Many of our members have also articulated the need to expand and enhance the impact of GloPID-R’s activities. Moving forward, it is my personal aspiration to strengthen and expand GloPID-R’s objectives to support the development of research preparedness activities, to coordinate members and key partners to facilitate rapid and aligned funding of research, and to reinforce GloPID-R’s visibility and capacity for influence. This will allow us to establish research priorities and actions in alignment with key partners, such as WHO, to prevent redundancies in resources, and most importantly, enable GloPID-R members to maximize synergy and build efficiency in the research on pandemic preparedness and response.
Research requires time, effort and resources to plan, build capacity and implement, and a key priority of GloPID-R is to act as a conduit for members to exchange information and communicate with key stakeholders. As such, we will continue to work closely with our members and key partners, including WHO and CEPI, to identify evolving research priorities, gaps and needs for researchers and funders. Furthermore, we have extended our engagement activities to regularly organize knowledge mobilization events such as virtual forums to engage multiple stakeholders and connect researchers with patients, policy makers, regulators, industry partners. We have been making a concentrated effort to promote the work being carried out by GloPID-R and its members and partners by regularly communicating articles in high impact journals and sharing these with our network.

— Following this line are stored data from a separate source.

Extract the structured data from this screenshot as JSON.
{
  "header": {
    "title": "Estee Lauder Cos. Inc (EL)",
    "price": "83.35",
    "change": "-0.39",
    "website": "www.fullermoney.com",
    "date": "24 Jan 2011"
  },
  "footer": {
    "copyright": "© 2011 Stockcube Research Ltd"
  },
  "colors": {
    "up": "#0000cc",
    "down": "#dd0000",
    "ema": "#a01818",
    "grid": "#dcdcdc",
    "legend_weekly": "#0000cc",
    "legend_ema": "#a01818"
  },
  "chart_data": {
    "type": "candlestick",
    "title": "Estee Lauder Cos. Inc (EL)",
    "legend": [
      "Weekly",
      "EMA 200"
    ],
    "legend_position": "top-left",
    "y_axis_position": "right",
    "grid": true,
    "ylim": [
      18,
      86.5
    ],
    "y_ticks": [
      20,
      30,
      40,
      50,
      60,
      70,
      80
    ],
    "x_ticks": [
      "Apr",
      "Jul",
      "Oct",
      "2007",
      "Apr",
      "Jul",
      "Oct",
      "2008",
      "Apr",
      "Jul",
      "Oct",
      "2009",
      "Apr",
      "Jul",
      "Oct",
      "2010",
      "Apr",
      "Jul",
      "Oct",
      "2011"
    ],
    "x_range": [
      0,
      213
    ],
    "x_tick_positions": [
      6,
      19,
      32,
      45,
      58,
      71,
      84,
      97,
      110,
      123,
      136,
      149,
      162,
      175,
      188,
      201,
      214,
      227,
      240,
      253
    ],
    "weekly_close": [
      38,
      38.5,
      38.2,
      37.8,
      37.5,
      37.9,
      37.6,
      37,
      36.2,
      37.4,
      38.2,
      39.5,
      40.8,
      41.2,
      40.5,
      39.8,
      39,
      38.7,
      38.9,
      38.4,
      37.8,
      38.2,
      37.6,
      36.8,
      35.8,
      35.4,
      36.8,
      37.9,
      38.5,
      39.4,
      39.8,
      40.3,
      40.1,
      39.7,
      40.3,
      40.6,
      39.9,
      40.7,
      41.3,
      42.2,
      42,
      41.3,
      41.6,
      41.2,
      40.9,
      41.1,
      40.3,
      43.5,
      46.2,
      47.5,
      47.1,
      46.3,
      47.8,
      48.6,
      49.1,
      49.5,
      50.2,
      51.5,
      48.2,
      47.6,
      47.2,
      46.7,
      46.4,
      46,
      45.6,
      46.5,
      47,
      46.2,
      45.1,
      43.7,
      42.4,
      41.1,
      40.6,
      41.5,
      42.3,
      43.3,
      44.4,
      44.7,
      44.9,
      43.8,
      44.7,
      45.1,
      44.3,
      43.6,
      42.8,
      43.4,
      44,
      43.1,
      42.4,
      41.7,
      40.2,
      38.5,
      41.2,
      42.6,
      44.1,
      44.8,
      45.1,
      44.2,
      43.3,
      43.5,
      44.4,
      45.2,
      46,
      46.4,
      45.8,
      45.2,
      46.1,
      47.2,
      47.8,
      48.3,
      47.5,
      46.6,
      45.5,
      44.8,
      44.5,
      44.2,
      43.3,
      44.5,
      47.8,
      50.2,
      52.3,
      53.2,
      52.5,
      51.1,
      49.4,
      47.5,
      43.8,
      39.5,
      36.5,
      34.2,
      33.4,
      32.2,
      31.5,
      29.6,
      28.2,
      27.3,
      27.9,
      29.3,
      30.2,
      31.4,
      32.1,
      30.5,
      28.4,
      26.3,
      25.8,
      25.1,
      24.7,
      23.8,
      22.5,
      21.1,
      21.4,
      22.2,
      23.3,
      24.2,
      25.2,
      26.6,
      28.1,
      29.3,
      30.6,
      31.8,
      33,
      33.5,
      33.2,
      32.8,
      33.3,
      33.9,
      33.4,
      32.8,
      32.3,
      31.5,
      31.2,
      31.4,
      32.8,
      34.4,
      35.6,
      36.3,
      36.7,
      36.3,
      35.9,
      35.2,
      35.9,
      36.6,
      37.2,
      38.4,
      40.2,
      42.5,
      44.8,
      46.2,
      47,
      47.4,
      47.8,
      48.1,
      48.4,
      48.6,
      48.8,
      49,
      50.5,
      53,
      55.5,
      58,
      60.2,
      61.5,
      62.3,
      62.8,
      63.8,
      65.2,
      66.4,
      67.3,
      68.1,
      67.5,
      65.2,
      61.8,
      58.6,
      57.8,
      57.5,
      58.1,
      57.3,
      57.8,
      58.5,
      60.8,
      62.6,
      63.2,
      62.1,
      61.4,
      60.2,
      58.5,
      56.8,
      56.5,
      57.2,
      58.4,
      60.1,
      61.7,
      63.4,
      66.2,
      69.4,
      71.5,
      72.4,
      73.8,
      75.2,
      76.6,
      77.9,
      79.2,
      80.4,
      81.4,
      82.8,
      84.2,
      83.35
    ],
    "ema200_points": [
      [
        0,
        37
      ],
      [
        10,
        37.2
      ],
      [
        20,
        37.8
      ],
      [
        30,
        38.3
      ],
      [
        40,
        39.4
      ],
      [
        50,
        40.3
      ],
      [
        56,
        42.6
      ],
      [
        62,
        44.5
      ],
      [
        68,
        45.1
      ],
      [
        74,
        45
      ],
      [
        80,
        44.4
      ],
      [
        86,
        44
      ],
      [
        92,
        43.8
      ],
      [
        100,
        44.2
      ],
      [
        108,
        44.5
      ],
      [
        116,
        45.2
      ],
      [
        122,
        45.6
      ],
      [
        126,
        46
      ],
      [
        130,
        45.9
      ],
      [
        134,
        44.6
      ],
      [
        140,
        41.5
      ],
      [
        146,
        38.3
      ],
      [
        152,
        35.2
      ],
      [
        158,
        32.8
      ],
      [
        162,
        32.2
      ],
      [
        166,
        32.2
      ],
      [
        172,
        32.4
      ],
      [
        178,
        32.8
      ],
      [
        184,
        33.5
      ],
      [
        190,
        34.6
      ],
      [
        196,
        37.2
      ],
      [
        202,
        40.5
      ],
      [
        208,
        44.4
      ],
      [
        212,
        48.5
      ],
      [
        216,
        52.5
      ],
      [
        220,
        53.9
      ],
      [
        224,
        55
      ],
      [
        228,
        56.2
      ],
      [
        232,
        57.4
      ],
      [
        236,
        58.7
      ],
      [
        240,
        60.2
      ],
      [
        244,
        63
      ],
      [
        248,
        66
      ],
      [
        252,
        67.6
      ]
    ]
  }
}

This past year has also highlighted that we need to reflect, learn lessons and make a more concerted effort to improve global research funding coordination. The ongoing pandemic has highlighted again and again the extensive health disparities which exist in health research and the impact these inequities have on the health outcomes of millions around the world. Our global preparedness and response to new or re-emerging threats must inclusively engage everyone. As such, GloPID-R is committed to expanding our membership in LMICs and ensuring that low-resource countries can partner and benefit from research opportunities in an equitable manner. To that end, we will continue to build partnerships such as COVID-Circle to expand and broaden our membership so that it better reflects inclusion of the global community.
Finally, I would like to highlight that GloPID-R endeavors to help its members turn ideas into actions and strengthen their capacity for influence. We are fortunate to have four working groups with participation from active members focused on cross-cutting themes (clinical trials coordination, data sharing, social science forum, LMIC focus), that address common goals we want to accomplish as we move forward as global funders of research. We are always looking for more member participation, so please reach out to us to indicate your interest or if you have other issues of common interest that we should be working on.
I am optimistic that by continuing to forge and nurture relationships with existing and new members and partners, by directing investments towards emerging research priorities and by developing research infrastructure during peacetime, we will cultivate a stronger and united global research community that will not only see us through this pandemic but will ensure that we are better prepared for the next one.